Steven,
The update-in-place nature of RAID-5/6 striping is about the worst kind of poisonous workload for NAND-Flash
The RAID write-penalty is unacceptable on SSD because it turns every write operation into N+1 write operations, meaning (a) you'll wear out your Flash N+1 times faster, and (b) Flash write performance is awful when you turn off the DRAM write buffer, which MUST be done for any kind of parity-based RAID.
If you lose a cached write in the RAID-5 or RAID-6 scenario, you've corrupted your data -- and will probably never know it until you try to rebuild.

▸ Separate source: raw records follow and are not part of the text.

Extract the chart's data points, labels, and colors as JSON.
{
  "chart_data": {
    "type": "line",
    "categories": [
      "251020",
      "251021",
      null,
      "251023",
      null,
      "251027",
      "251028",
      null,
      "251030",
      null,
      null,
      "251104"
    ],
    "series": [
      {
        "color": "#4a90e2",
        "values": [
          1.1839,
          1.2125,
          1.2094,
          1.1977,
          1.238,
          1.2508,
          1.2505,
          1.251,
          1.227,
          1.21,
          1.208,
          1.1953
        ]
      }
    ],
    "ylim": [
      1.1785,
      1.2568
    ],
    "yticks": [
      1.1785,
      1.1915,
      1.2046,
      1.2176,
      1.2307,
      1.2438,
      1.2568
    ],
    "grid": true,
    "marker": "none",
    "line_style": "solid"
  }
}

Furthermore, Flash writes are so slow compared to reads that the on-disk write-buffers fill up fast, and array performance goes down the tubes. FYI, this is why IBM/STEC used mirroring on thier recent SPC-1 benchmark result.
If you want to test this yourself, build a 4+1 RAID set on Intel X25-E SLC Flash and let it run for a bit against IOmeter with a 50/50 Read/Write workload. Leave the write-cache enabled.
After a couple of minutes the SSDs are performing like cheap SATA disks.
Then, write a big zip-file out to the array and pull the plug on it just after the copy completes. Pull a disk, power up the array again and test the zip file...you will find garbage for data.